Photo Credit: Assembly Republican Office/Jennifer Peacock

Assemblyman Christopher DePhillips (R-40) says part of the problem is the composition of the Joint Management Commission; he’s sponsoring a bill to increase legislative representation on the commission from four to eight members and, in so doing, removing the four executive branch seats.

“It is imperative that we give lawmakers who were elected to serve as the voice of their constituents a seat at the decision-making table. Any matters that concern the legislative process and people’s ability to participate fully in that process must include legislators,” said DePhillips. “The governor’s office does not even occupy the capitol complex, but they want to tell the legislative branch how to operate. They are completely overstepping their authority and attempting to derail democracy.”

For now, signs are going up around the capitol complex and Republican leaders in both chambers are expected to seek a court injunction ahead of Thursday’s session. 
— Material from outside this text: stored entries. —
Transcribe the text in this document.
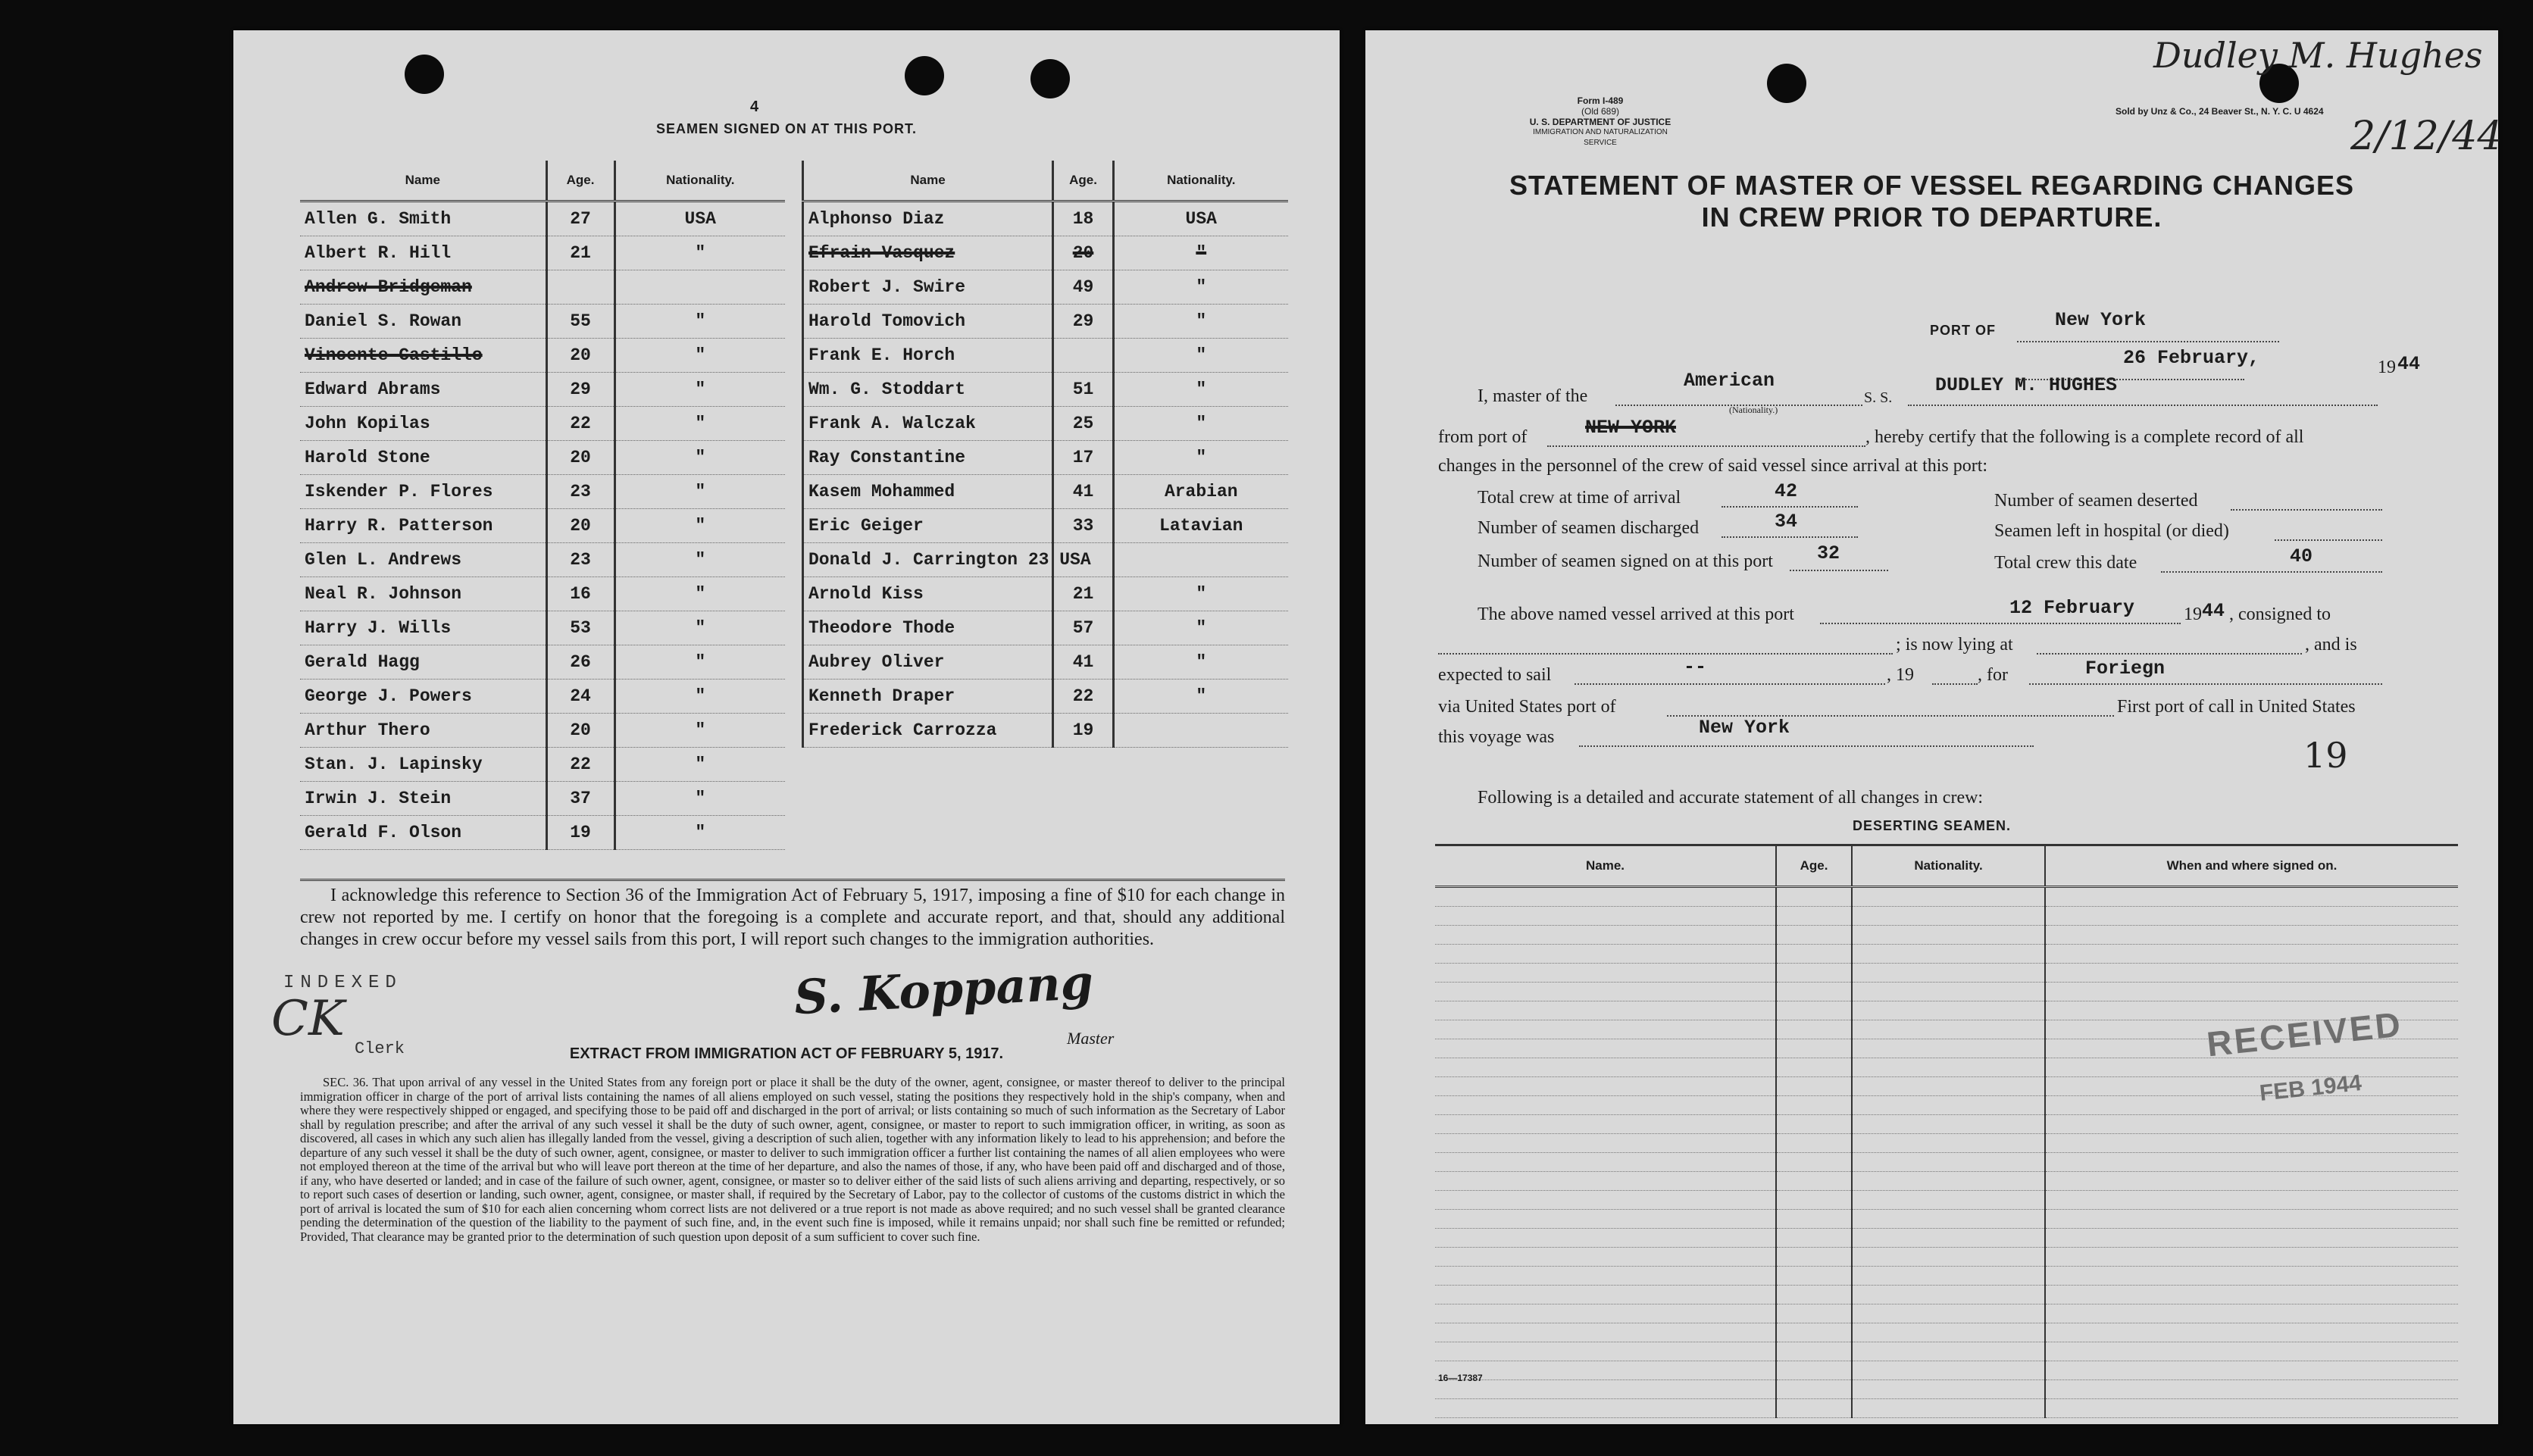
4
SEAMEN SIGNED ON AT THIS PORT.
Name	Age.	Nationality.
Allen G. Smith	27	USA
Albert R. Hill	21	"
Andrew Bridgeman		
Daniel S. Rowan	55	"
Vincente Castillo	20	"
Edward Abrams	29	"
John Kopilas	22	"
Harold Stone	20	"
Iskender P. Flores	23	"
Harry R. Patterson	20	"
Glen L. Andrews	23	"
Neal R. Johnson	16	"
Harry J. Wills	53	"
Gerald Hagg	26	"
George J. Powers	24	"
Arthur Thero	20	"
Stan. J. Lapinsky	22	"
Irwin J. Stein	37	"
Gerald F. Olson	19	"
Name	Age.	Nationality.
Alphonso Diaz	18	USA
Efrain Vasquez	20	"
Robert J. Swire	49	"
Harold Tomovich	29	"
Frank E. Horch		"
Wm. G. Stoddart	51	"
Frank A. Walczak	25	"
Ray Constantine	17	"
Kasem Mohammed	41	Arabian
Eric Geiger	33	Latavian
Donald J. Carrington 23 USA		
Arnold Kiss	21	"
Theodore Thode	57	"
Aubrey Oliver	41	"
Kenneth Draper	22	"
Frederick Carrozza	19	
I acknowledge this reference to Section 36 of the Immigration Act of February 5, 1917, imposing a fine of $10 for each change in crew not reported by me. I certify on honor that the foregoing is a complete and accurate report, and that, should any additional changes in crew occur before my vessel sails from this port, I will report such changes to the immigration authorities.
INDEXED
CK
Clerk
S. Koppang
Master
EXTRACT FROM IMMIGRATION ACT OF FEBRUARY 5, 1917.
SEC. 36. That upon arrival of any vessel in the United States from any foreign port or place it shall be the duty of the owner, agent, consignee, or master thereof to deliver to the principal immigration officer in charge of the port of arrival lists containing the names of all aliens employed on such vessel, stating the positions they respectively hold in the ship's company, when and where they were respectively shipped or engaged, and specifying those to be paid off and discharged in the port of arrival; or lists containing so much of such information as the Secretary of Labor shall by regulation prescribe; and after the arrival of any such vessel it shall be the duty of such owner, agent, consignee, or master to report to such immigration officer, in writing, as soon as discovered, all cases in which any such alien has illegally landed from the vessel, giving a description of such alien, together with any information likely to lead to his apprehension; and before the departure of any such vessel it shall be the duty of such owner, agent, consignee, or master to deliver to such immigration officer a further list containing the names of all alien employees who were not employed thereon at the time of the arrival but who will leave port thereon at the time of her departure, and also the names of those, if any, who have been paid off and discharged and of those, if any, who have deserted or landed; and in case of the failure of such owner, agent, consignee, or master so to deliver either of the said lists of such aliens arriving and departing, respectively, or so to report such cases of desertion or landing, such owner, agent, consignee, or master shall, if required by the Secretary of Labor, pay to the collector of customs of the customs district in which the port of arrival is located the sum of $10 for each alien concerning whom correct lists are not delivered or a true report is not made as above required; and no such vessel shall be granted clearance pending the determination of the question of the liability to the payment of such fine, and, in the event such fine is imposed, while it remains unpaid; nor shall such fine be remitted or refunded; Provided, That clearance may be granted prior to the determination of such question upon deposit of a sum sufficient to cover such fine.
Dudley M. Hughes
2/12/44
Form I-489
(Old 689)
U. S. DEPARTMENT OF JUSTICE
IMMIGRATION AND NATURALIZATION SERVICE
Sold by Unz & Co., 24 Beaver St., N. Y. C. U 4624
STATEMENT OF MASTER OF VESSEL REGARDING CHANGES
IN CREW PRIOR TO DEPARTURE.
PORT OF	New York
26 February,	19 44
I, master of the
American
(Nationality.)
S. S.
DUDLEY M. HUGHES
from port of	NEW YORK	, hereby certify that the following is a complete record of all
changes in the personnel of the crew of said vessel since arrival at this port:
Total crew at time of arrival	42	Number of seamen deserted
Number of seamen discharged	34	Seamen left in hospital (or died)
Number of seamen signed on at this port 32	Total crew this date	40
The above named vessel arrived at this port	12 February	19 44 , consigned to
; is now lying at	, and is
expected to sail	--	, 19	, for	Foriegn
via United States port of	First port of call in United States
this voyage was	New York
19
Following is a detailed and accurate statement of all changes in crew:
DESERTING SEAMEN.
Name.	Age.	Nationality.	When and where signed on.

RECEIVED
FEB 1944
16—17387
The GOP nevertheless lacked consensus on the best way forward a mere 48 hours out (to the surprise of no one who follows New Jersey politics). With or without a court order, some members plan to either no-show or simply walk into the building and put the ball into the troopers’ court. Others were committed to no-showing on Thursday but wouldn’t sign on to a prolonged protest. I’m told by reliable State House sources that at least three Republican Assembly members – Jon Bramnick (R-21), Nancy Munoz (R-21), and Aura Dunn (R-25) – are not on board with sitting out the session.  A fourth – DeAnne DeFuccio (R-39) – apparently plans to participate remotely if it comes to that.